This is a really interesting article, thanks for sharing. One key challenge I see with this disruptive play is the feedback loop. I’d argue that the sample size and the time that it takes to realise returns (and therefore ‘prove’ success) are so long that the refinations to the algorithm referable to a particular investing context will only come into play at a time where that paradigm may no longer be in play.
I think the fact that there are a number of well-funded players in the space, and that VC more generally is moving this way especially with discovery and initial due diligence processes suggests there is fire under the smoke, but this feels like a significant challenge that will need to be carefully addressed.
Great article and thanks for sharing! Having read into this ‘Hinge’ thing, it looks like it’s aimed at creating lasting relationships rather than more short-term ones (e.g. Tinder). This therefore makes the feedback on ‘matches’ not a particularly great feedback loop on whether it is fulfilling on that value proposition.
Like another poster mentioned above, I think the introduction of the ‘We met’ function is a real game-changer, because now you have the company collecting data on what the interaction between the pair was like, which can then help inform how future possible matches are recommended. It would be interesting to understand what relationships exist between ‘matches’ and other on-platform activity, compare to off-platform activity that Hinge gathers from users.
While this appears in its early stages for now, in the future the company could collect detailed information on the interaction, which could significantly increase the odds that its recommendations fulfil user expectations!
Something I’ve grappled with, and I think it’s growing in recent times, is the divergence between box office numbers and critical acclaim (the classic tension between film as a commercial product vs as an art form; of course, it is both in varying degrees). Case in point – a lot of the superhero movies make an absolute bonanza, but typically review poorly (much to the chagrin of loyal fans).
My question – if this technology were adopted by players across the industry, could we use crowd-sourcing to generate the innovation and ‘art’ that we need to ensure the medium’s continued vibrancy? Or do we need the continued out-sized influence of a few very successful creative experts to continue to prop up that side of the industry?
I enjoyed the article, thanks for the read Issei! I can see the value proposition from a customer perspective, being the ability to get tailored products at (hopefully) reasonable prices, but I struggle with how the logistical side of business will work in traditional distribution. With ‘selection’ of a specific unit occurring much earlier in the product’s journey to the customer’s hands, the ability to ship bulk units, with future owners who are not tied to specific units, is removed – adding potentially significant shipping costs. By creating a meaningful relationship at the outset between manufacturer and customer, traditional wholesalers/distributors and retailers are cut out of the loop – it simply becomes a game of moving the box from A to B.

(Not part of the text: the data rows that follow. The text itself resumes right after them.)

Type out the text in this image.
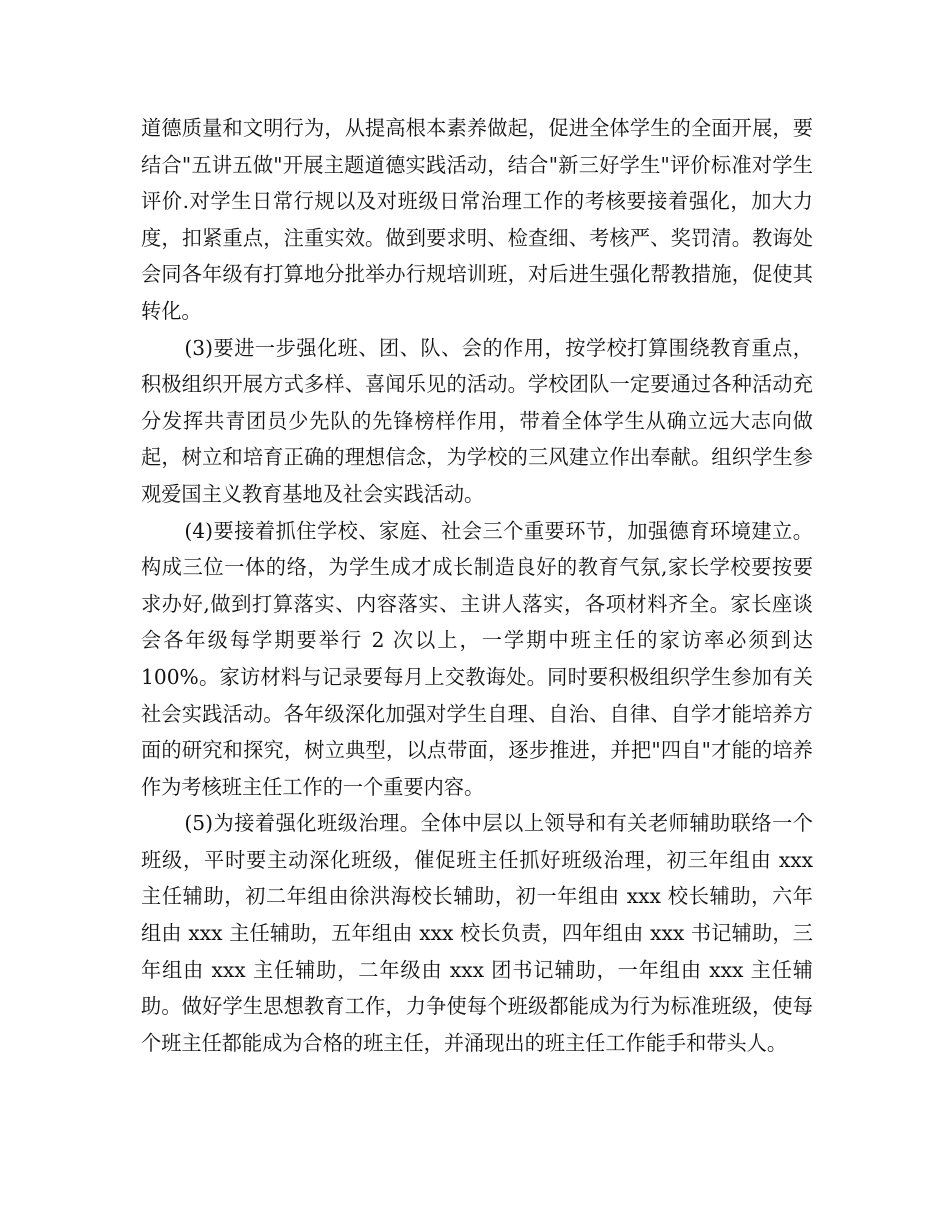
道德质量和文明行为，从提高根本素养做起，促进全体学生的全面开展，要结合"五讲五做"开展主题道德实践活动，结合"新三好学生"评价标准对学生评价.对学生日常行规以及对班级日常治理工作的考核要接着强化，加大力度，扣紧重点，注重实效。做到要求明、检查细、考核严、奖罚清。教诲处会同各年级有打算地分批举办行规培训班，对后进生强化帮教措施，促使其转化。

(3)要进一步强化班、团、队、会的作用，按学校打算围绕教育重点，积极组织开展方式多样、喜闻乐见的活动。学校团队一定要通过各种活动充分发挥共青团员少先队的先锋榜样作用，带着全体学生从确立远大志向做起，树立和培育正确的理想信念，为学校的三风建立作出奉献。组织学生参观爱国主义教育基地及社会实践活动。

(4)要接着抓住学校、家庭、社会三个重要环节，加强德育环境建立。构成三位一体的络，为学生成才成长制造良好的教育气氛,家长学校要按要求办好,做到打算落实、内容落实、主讲人落实，各项材料齐全。家长座谈会各年级每学期要举行 2 次以上，一学期中班主任的家访率必须到达 100%。家访材料与记录要每月上交教诲处。同时要积极组织学生参加有关社会实践活动。各年级深化加强对学生自理、自治、自律、自学才能培养方面的研究和探究，树立典型，以点带面，逐步推进，并把"四自"才能的培养作为考核班主任工作的一个重要内容。

(5)为接着强化班级治理。全体中层以上领导和有关老师辅助联络一个班级，平时要主动深化班级，催促班主任抓好班级治理，初三年组由 xxx 主任辅助，初二年组由徐洪海校长辅助，初一年组由 xxx 校长辅助，六年组由 xxx 主任辅助，五年组由 xxx 校长负责，四年组由 xxx 书记辅助，三年组由 xxx 主任辅助，二年级由 xxx 团书记辅助，一年组由 xxx 主任辅助。做好学生思想教育工作，力争使每个班级都能成为行为标准班级，使每个班主任都能成为合格的班主任，并涌现出的班主任工作能手和带头人。
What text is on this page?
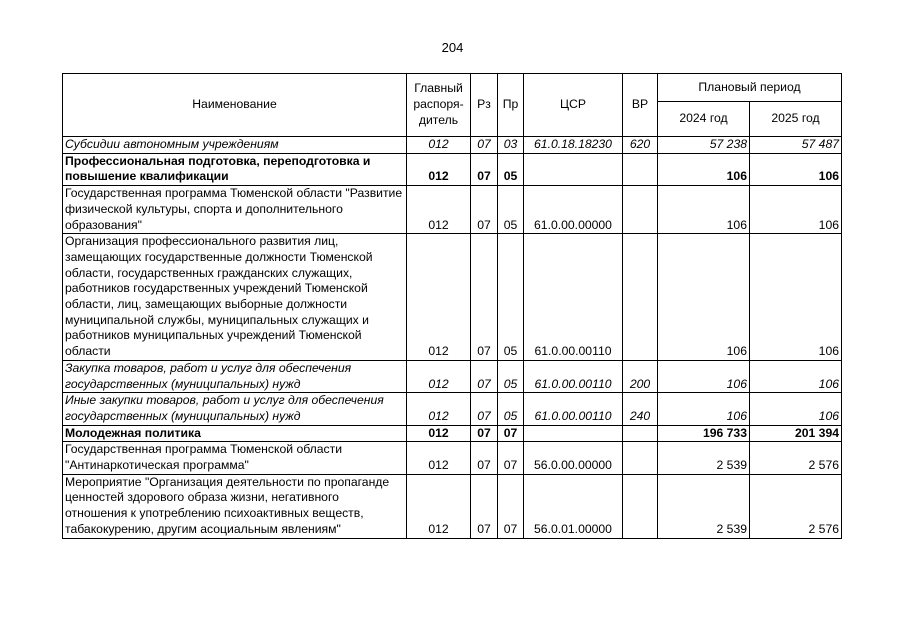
204
Наименование	Главный
распоря-
дитель	Рз	Пр	ЦСР	ВР	Плановый период	
						2024 год	2025 год
Субсидии автономным учреждениям	012	07	03	61.0.18.18230	620	57 238	57 487
Профессиональная подготовка, переподготовка и повышение квалификации	012	07	05			106	106
Государственная программа Тюменской области "Развитие физической культуры, спорта и дополнительного образования"	012	07	05	61.0.00.00000		106	106
Организация профессионального развития лиц, замещающих государственные должности Тюменской области, государственных гражданских служащих, работников государственных учреждений Тюменской области, лиц, замещающих выборные должности муниципальной службы, муниципальных служащих и работников муниципальных учреждений Тюменской области	012	07	05	61.0.00.00110		106	106
Закупка товаров, работ и услуг для обеспечения государственных (муниципальных) нужд	012	07	05	61.0.00.00110	200	106	106
Иные закупки товаров, работ и услуг для обеспечения государственных (муниципальных) нужд	012	07	05	61.0.00.00110	240	106	106
Молодежная политика	012	07	07			196 733	201 394
Государственная программа Тюменской области "Антинаркотическая программа"	012	07	07	56.0.00.00000		2 539	2 576
Мероприятие "Организация деятельности по пропаганде ценностей здорового образа жизни, негативного отношения к употреблению психоактивных веществ, табакокурению, другим асоциальным явлениям"	012	07	07	56.0.01.00000		2 539	2 576
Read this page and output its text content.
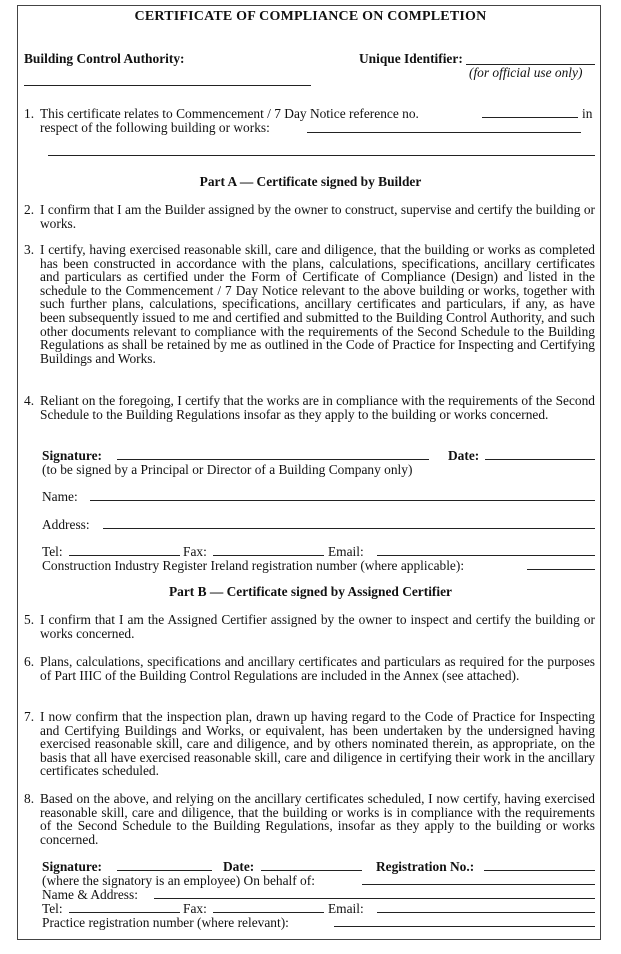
CERTIFICATE OF COMPLIANCE ON COMPLETION
Building Control Authority:	Unique Identifier:
(for official use only)
1. This certificate relates to Commencement / 7 Day Notice reference no.	in
respect of the following building or works:
Part A — Certificate signed by Builder
2. I confirm that I am the Builder assigned by the owner to construct, supervise and certify the building or works.
3. I certify, having exercised reasonable skill, care and diligence, that the building or works as completed has been constructed in accordance with the plans, calculations, specifications, ancillary certificates and particulars as certified under the Form of Certificate of Compliance (Design) and listed in the schedule to the Commencement / 7 Day Notice relevant to the above building or works, together with such further plans, calculations, specifications, ancillary certificates and particulars, if any, as have been subsequently issued to me and certified and submitted to the Building Control Authority, and such other documents relevant to compliance with the requirements of the Second Schedule to the Building Regulations as shall be retained by me as outlined in the Code of Practice for Inspecting and Certifying Buildings and Works.
4. Reliant on the foregoing, I certify that the works are in compliance with the requirements of the Second Schedule to the Building Regulations insofar as they apply to the building or works concerned.
Signature:	Date:
(to be signed by a Principal or Director of a Building Company only)
Name:
Address:
Tel:	Fax:	Email:
Construction Industry Register Ireland registration number (where applicable):
Part B — Certificate signed by Assigned Certifier
5. I confirm that I am the Assigned Certifier assigned by the owner to inspect and certify the building or works concerned.
6. Plans, calculations, specifications and ancillary certificates and particulars as required for the purposes of Part IIIC of the Building Control Regulations are included in the Annex (see attached).
7. I now confirm that the inspection plan, drawn up having regard to the Code of Practice for Inspecting and Certifying Buildings and Works, or equivalent, has been undertaken by the undersigned having exercised reasonable skill, care and diligence, and by others nominated therein, as appropriate, on the basis that all have exercised reasonable skill, care and diligence in certifying their work in the ancillary certificates scheduled.
8. Based on the above, and relying on the ancillary certificates scheduled, I now certify, having exercised reasonable skill, care and diligence, that the building or works is in compliance with the requirements of the Second Schedule to the Building Regulations, insofar as they apply to the building or works concerned.
Signature:	Date:	Registration No.:
(where the signatory is an employee) On behalf of:
Name & Address:
Tel:	Fax:	Email:
Practice registration number (where relevant):
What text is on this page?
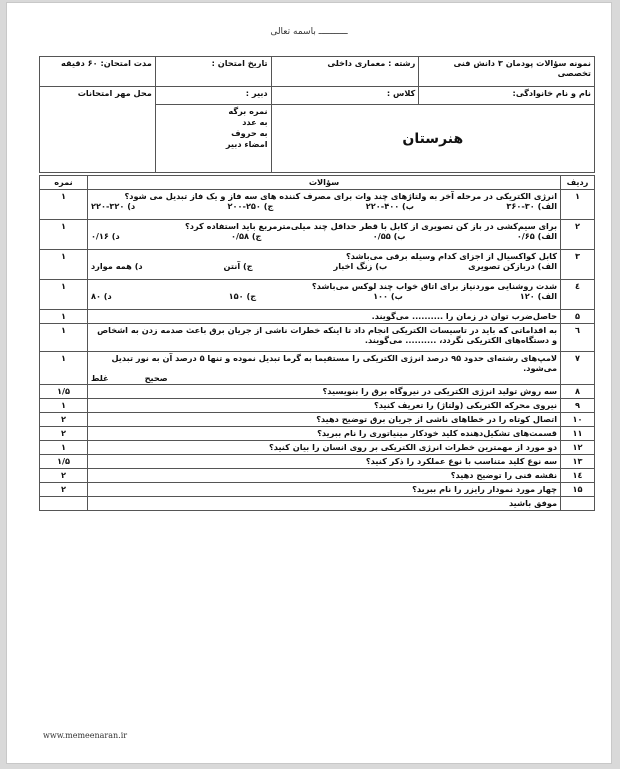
ـــــــــــ باسمه تعالی
نمونه سؤالات پودمان ۳ دانش فنی تخصصی	رشته : معماری داخلی	تاریخ امتحان :	مدت امتحان: ۶۰ دقیقه
نام و نام خانوادگی:	کلاس :	دبیر :	محل مهر امتحانات
هنرستان		نمره برگه
به عدد
به حروف
امضاء دبیر	
ردیف	سؤالات	نمره
۱	انرژی الکتریکی در مرحله آخر به ولتاژهای چند وات برای مصرف کننده های سه فاز و یک فاز تبدیل می شود؟
الف) ۳۰-۳۶۰
ب) ۴۰۰-۲۲۰
ج) ۲۵۰-۲۰۰
د) ۳۲۰-۲۲۰	۱
۲	برای سیم‌کشی در باز کن تصویری از کابل با قطر حداقل چند میلی‌مترمربع باید استفاده کرد؟
الف) ۰/۶۵
ب) ۰/۵۵
ج) ۰/۵۸
د) ۰/۱۶	۱
۳	کابل کواکسیال از اجزای کدام وسیله برقی می‌باشد؟
الف) دربازکن تصویری
ب) زنگ اخبار
ج) آنتن
د) همه موارد	۱
٤	شدت روشنایی موردنیاز برای اتاق خواب چند لوکس می‌باشد؟
الف) ۱۲۰
ب) ۱۰۰
ج) ۱۵۰
د) ۸۰	۱
۵	حاصل‌ضرب توان در زمان را .......... می‌گویند.	۱
٦	به اقداماتی که باید در تاسیسات الکتریکی انجام داد تا اینکه خطرات ناشی از جریان برق باعث صدمه زدن به اشخاص و دستگاه‌های الکتریکی نگردد، .......... می‌گویند.	۱
۷	لامپ‌های رشته‌ای حدود ۹۵ درصد انرژی الکتریکی را مستقیما به گرما تبدیل نموده و تنها ۵ درصد آن به نور تبدیل می‌شود.
صحیح
غلط	۱
۸	سه روش تولید انرژی الکتریکی در نیروگاه برق را بنویسید؟	۱/۵
۹	نیروی محرکه الکتریکی (ولتاژ) را تعریف کنید؟	۱
۱۰	اتصال کوتاه را در خطاهای ناشی از جریان برق توضیح دهید؟	۲
۱۱	قسمت‌های تشکیل‌دهنده کلید خودکار مینیاتوری را نام ببرید؟	۲
۱۲	دو مورد از مهمترین خطرات انرژی الکتریکی بر روی انسان را بیان کنید؟	۱
۱۳	سه نوع کلید متناسب با نوع عملکرد را ذکر کنید؟	۱/۵
۱٤	نقشه فنی را توضیح دهید؟	۲
۱۵	چهار مورد نمودار رایزر را نام ببرید؟	۲
	موفق باشید	
www.memeenaran.ir
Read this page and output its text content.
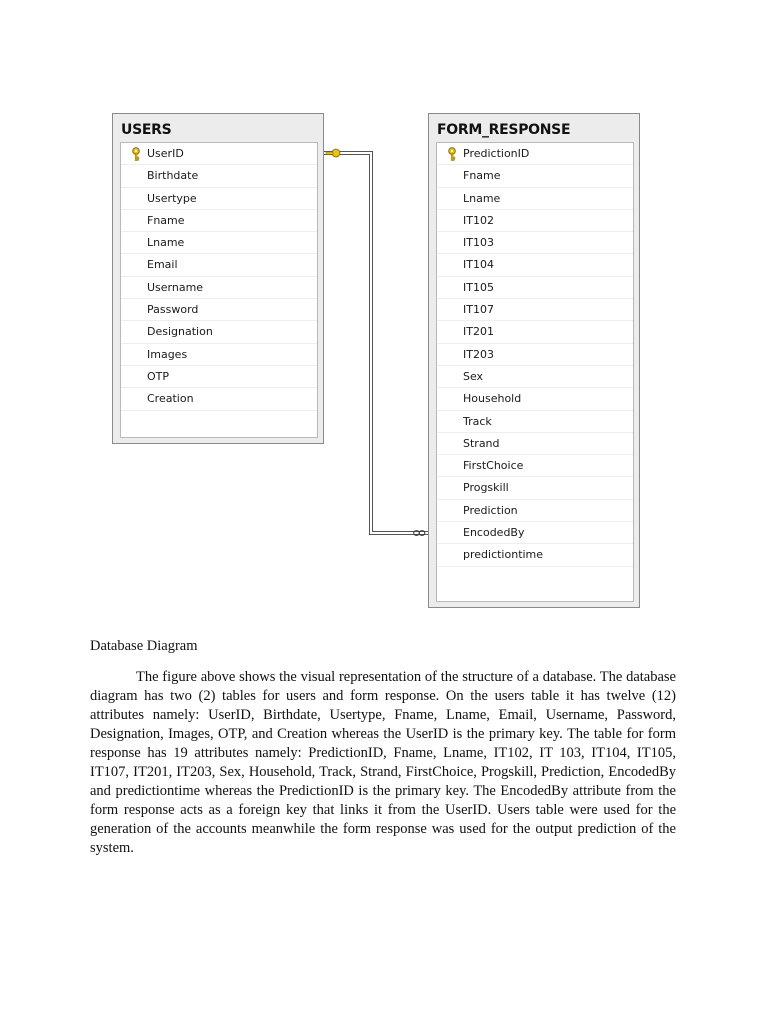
USERS
UserID
Birthdate
Usertype
Fname
Lname
Email
Username
Password
Designation
Images
OTP
Creation
FORM_RESPONSE
PredictionID
Fname
Lname
IT102
IT103
IT104
IT105
IT107
IT201
IT203
Sex
Household
Track
Strand
FirstChoice
Progskill
Prediction
EncodedBy
predictiontime
Database Diagram

The figure above shows the visual representation of the structure of a database. The database diagram has two (2) tables for users and form response. On the users table it has twelve (12) attributes namely: UserID, Birthdate, Usertype, Fname, Lname, Email, Username, Password, Designation, Images, OTP, and Creation whereas the UserID is the primary key. The table for form response has 19 attributes namely: PredictionID, Fname, Lname, IT102, IT 103, IT104, IT105, IT107, IT201, IT203, Sex, Household, Track, Strand, FirstChoice, Progskill, Prediction, EncodedBy and predictiontime whereas the PredictionID is the primary key. The EncodedBy attribute from the form response acts as a foreign key that links it from the UserID. Users table were used for the generation of the accounts meanwhile the form response was used for the output prediction of the system.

I love the idea as a customer and it’s clear that a significant amount of R&D has gone into the development of the technology, but to my mind it lacks both the ability to scale from a manufacturing standpoint (the printing time seems far too long to be viable) but moreover from a marketing angle. How could even an iconic brand like Hershey convey so many different messages and SKUs through the type of customisation described above? This would also put a lot of additional pressure on the brand to get its retail lines exactly right, and it would threaten its ability to meet unit sale rate targets from retailers.
Thanks for the article – a great read! As a couple of others have mentioned above, I think that the threat posed by “indie” startup brands is actually increased by the existence of additive manufacturing, and this is where I’d like to focus my comment:
To my mind, that additive manufacturing will remove the need for moulds and potentially re-tooling time (thereby, potentially reducing contract manufacturers’ typically high minimum volumes) will hurt big brands, because these are the big costs and cash expenses that act as significant barriers for would-be entrants. The contract make-up manufacturing facility of the future might be able to service many small orders from brands in a single day, and realise comparable profitability and output to a situation where they only ran one line in a day.
It might also make me nervous as a large contract manufacturer or distributor – we don’t know where the split of physical vs e-commerce will ultimately land, but the erosion of scale benefits could also see local retailers make many of our desired goods right in front of us, or even equip us to make things ourselves in our homes. This would threaten the business models of the scale manufacturers and distribution with a significant fragmentation of their customers.